The new Bank of Canada governor will announce the interest rate decision Wednesday but few expect any major diversions from current policy
The new Bank of Canada governor took over from Stephen Poloz officially on Tuesday June 2, beginning a seven-year tenure with an unenviable task.
But will Tiff Macklem be quick to put his stamp on monetary policy or will it be very much ‘business as usual’ at Wellington Street?
Today’s interest rate decision (June 3) is not expected to bring any surprises, at least for the rate itself. Few economists believe there will be any divergence from the 0.25% current rate for perhaps a year or more, and today’s decision will have been overseen by outgoing governor Stephen Poloz.
But what happens next is less certain and perhaps inevitably, there is concern about a change at the BoC at such a fragile time for the Canadian economy.
"I am not entirely comfortable he's the best manager in the world," Joe Martin, director of Canadian business history at the University of Toronto's Rotman School of Management, told CBC News.
Martin acknowledges Macklem’s experience in being at the BoC during the financial crisis of more than a decade ago.
Others are more confident in Macklem’s abilities, including Scotiabank’s chief economist Jean-Francois Perrault who worked with the new governor both at the BoC and in the finance department.
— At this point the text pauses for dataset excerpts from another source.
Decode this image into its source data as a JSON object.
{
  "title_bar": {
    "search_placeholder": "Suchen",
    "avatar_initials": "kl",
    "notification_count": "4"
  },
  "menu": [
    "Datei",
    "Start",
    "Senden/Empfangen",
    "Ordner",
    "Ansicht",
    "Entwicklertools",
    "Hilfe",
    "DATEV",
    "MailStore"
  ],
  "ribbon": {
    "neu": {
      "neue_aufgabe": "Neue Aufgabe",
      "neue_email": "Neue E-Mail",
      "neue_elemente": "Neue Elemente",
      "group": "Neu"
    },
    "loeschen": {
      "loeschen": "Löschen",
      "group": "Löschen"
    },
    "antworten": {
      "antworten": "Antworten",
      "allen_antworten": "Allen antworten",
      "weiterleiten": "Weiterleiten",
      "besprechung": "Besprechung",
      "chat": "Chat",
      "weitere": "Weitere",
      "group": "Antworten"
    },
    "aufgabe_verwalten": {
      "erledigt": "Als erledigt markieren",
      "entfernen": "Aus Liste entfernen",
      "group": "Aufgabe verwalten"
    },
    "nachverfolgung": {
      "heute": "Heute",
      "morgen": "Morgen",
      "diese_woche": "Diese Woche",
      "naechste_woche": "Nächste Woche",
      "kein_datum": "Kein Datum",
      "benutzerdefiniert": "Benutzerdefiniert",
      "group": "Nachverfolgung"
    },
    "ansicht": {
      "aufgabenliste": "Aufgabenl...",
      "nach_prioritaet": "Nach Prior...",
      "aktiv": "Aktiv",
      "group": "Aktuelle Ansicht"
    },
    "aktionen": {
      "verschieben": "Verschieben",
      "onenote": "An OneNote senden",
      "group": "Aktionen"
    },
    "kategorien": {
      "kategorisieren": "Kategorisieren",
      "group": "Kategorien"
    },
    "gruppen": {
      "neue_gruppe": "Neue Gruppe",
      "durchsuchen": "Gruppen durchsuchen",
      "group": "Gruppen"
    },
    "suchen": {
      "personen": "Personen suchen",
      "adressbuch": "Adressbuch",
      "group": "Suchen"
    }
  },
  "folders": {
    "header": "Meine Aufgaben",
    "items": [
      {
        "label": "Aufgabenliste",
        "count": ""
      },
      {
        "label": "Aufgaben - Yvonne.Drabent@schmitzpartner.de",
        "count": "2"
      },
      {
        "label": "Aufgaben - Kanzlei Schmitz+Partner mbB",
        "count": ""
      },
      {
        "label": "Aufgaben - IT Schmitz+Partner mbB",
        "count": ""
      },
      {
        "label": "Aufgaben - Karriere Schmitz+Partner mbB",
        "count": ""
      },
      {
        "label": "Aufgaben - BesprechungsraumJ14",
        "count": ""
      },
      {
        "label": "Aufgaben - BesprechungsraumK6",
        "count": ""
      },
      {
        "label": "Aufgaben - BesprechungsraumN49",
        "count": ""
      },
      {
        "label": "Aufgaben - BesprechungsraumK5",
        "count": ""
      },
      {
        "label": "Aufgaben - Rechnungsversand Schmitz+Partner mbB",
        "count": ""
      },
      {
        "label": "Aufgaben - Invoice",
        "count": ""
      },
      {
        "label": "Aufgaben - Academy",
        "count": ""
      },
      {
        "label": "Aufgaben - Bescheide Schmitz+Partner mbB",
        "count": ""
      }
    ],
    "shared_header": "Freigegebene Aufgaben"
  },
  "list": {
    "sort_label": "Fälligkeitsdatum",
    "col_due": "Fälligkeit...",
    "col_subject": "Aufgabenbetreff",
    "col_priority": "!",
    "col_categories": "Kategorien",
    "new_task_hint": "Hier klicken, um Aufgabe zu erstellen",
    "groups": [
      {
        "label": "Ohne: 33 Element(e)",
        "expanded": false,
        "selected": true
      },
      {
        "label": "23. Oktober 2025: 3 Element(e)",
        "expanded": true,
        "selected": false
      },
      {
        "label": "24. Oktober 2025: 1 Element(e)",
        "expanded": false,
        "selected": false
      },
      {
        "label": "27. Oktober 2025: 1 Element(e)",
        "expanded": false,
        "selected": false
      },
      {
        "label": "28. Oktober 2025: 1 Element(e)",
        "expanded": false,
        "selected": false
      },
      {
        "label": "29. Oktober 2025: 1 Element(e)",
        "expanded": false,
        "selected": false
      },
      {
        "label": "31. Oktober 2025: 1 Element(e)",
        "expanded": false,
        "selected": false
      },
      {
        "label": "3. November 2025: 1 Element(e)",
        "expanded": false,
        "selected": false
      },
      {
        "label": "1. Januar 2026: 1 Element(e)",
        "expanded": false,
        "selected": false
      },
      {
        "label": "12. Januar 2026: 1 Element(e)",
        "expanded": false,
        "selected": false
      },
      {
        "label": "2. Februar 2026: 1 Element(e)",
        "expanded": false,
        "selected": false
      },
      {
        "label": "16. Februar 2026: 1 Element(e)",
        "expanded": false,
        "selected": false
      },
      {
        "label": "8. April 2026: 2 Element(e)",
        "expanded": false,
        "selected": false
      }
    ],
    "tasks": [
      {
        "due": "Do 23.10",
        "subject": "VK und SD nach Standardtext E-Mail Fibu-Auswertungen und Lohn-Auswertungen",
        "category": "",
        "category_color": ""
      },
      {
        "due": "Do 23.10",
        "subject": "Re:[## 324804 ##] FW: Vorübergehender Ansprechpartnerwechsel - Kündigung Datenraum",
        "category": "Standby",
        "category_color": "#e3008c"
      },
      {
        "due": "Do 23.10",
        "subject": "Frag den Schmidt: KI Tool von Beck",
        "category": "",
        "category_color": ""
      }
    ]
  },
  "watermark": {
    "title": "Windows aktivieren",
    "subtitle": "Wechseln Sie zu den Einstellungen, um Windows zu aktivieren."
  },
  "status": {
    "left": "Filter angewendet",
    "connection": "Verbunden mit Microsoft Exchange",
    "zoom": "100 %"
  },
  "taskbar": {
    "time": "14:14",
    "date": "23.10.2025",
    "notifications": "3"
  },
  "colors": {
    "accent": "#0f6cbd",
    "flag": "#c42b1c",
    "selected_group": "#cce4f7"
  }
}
“He’s got great common sense, he’s whip smart, he can frame ideas very clearly and has rock-solid judgment,” Perrault told Bloomberg.
Making his mark
Royce Mendes, senior economist at CIBC Capital Markets, believes that Macklem will want to make his mark on monetary policy fairly soon and that could mean interest rate changes ahead.
“While markets aren’t currently pricing in any rate hikes over the next couple of years, should pricing change as the economy gradually reopens, that tool seems like an easy choice to deploy,” he wrote in a client note.
A more likely move ahead is a gradual shift in the Bank of Canada’s large-scale asset purchase program, perhaps towards targeting a specific level of Government of Canada bond yields, versus a dollar-value of bond purchases.
“There’s no reason to rush these policies at the moment, particularly given the transition in leadership and the fact that there isn’t a Monetary Policy Report or press conference to justify any changes,” continues Mendes. “But expect additional monetary stimulus to be needed in some form over the coming months given the scale of the crisis.”
This direction is also the one seen as more likely than rate cuts by Sean Coakley, market strategist at Cambridge Global Payments, who told WP that negative rates would be devasting for the banking sector, which is already facing increased defaults, bad loans, and loan losses.
“The Bank of Canada is hesitant to increase pressure on the banking sector given this environment. If they move to greater levels of monetary intervention it will be through asset purchases rather than a lower overnight rate,” said Coakley.